DGK Herztage 2025. Clin Res Cardiol (2025). https://doi.org/10.1007/s00392-025-02737-x
1Universitätsklinikum Ulm Klinik für Innere Medizin II Ulm, Deutschland
Abstract:
A right atrial appendage aneurysm (RAAA) is a rare anomaly, often linked to atrial arrhythmias. In this case, a 55-year-old man presented with recurrent supraventricular tachycardia. Electroanatomical mapping revealed a large sacculation in the right atrial appendage with four micro-reentry circuits around the anomaly. Radiofrequency ablation successfully terminated the tachycardias. Cardiac MRI confirmed the diagnosis of RAAA (Figure 1), underlining the importance of advanced mapping techniques in diagnosing structural anomalies and managing complex arrhythmias.
RAAA has fewer than 20 reported cases in the literature. Although rare, it can cause significant morbidity. Atrial tachycardias from the RAAA often occur in younger patients, recur frequently, and may persist, potentially leading to cardiomyopathy. Response to antiarrhythmic medication is generally poor.
In our case, the anomaly was found incidentally. The patient had a history of cavotricuspid isthmus (CTI) ablation for typical atrial flutter and was experiencing recurrent tachycardia. No prior family history of arrhythmias was known. The episodes, often captured by smartwatch ECG, occurred without clear triggers and lasted up to one hour. During tachycardia, his general condition worsened, leading to reduced physical activity.
Upon admission, the ECG showed sinus rhythm. Lab results including cardiac markers and inflammatory parameters were normal. Echocardiography showed no structural abnormalities except for a mildly dilated left atrium.
An electrophysiological study with 3D electroanatomical mapping (Rhythmia HDx™) was performed. After confirming the integrity of the previous CTI ablation line, atrial stimulation induced tachycardia with a variable cycle length (260–282 ms) and a “figure of eight” activation pattern (Figure 2).
Despite the unstable rhythm, a 3D right atrial map was constructed and suggested at least two concurrent tachycardias. A large sacculation was revealed in the lateral wall of the right atrium with no detectable voltage (Figure 3). Four micro-reentry circuits were located at the border of this structure. Ablation at the first circuit terminated the tachycardia. Substrate-based ablation at all four sites followed. Post-ablation testing confirmed non-inducibility of arrhythmias, even under isoproterenol.
Cardiac MRI further characterized the anomaly, confirming the presence of RAAA. This structure had not been detected on prior transthoracic echocardiography due to limited access to the right atrium.
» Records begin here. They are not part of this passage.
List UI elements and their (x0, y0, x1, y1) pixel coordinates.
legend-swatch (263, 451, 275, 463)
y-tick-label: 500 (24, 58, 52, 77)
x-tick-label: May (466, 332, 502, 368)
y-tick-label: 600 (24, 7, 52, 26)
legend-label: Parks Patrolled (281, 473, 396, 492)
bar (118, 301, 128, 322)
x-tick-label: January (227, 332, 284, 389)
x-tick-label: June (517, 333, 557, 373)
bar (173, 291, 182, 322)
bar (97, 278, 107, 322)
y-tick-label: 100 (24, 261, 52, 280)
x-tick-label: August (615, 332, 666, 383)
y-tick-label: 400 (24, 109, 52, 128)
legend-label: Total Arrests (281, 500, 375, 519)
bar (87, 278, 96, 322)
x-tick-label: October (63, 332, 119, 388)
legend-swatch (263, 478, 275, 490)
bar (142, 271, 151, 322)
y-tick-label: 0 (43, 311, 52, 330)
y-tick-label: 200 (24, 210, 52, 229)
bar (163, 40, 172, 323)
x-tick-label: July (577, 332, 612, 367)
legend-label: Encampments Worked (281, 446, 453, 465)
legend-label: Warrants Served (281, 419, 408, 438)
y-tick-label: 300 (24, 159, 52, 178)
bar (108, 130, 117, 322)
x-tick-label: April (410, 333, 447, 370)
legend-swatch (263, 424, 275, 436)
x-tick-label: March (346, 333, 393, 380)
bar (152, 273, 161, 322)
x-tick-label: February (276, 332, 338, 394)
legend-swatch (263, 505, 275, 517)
The patient was discharged in stable condition. At follow-up, he reported no further episodes of tachycardia and good overall health.
Conclusion
This case illustrates the diagnostic and therapeutic value of 3D electroanatomical mapping in patients with atypical atrial tachycardia. It emphasizes the role of advanced imaging and mapping tools in identifying rare anatomical anomalies and guiding effective treatment.
References
- Aryal MR et al. Right atrial appendage aneurysm: a systematic review. Echocardiography. 2014;31(4):534–9.
- Luo L et al. Thoracoscopic Clamp RF Ablation on Atrial Tachycardia from RAAA after Catheter Ablation Failure. Front Cardiovasc Med. 2021.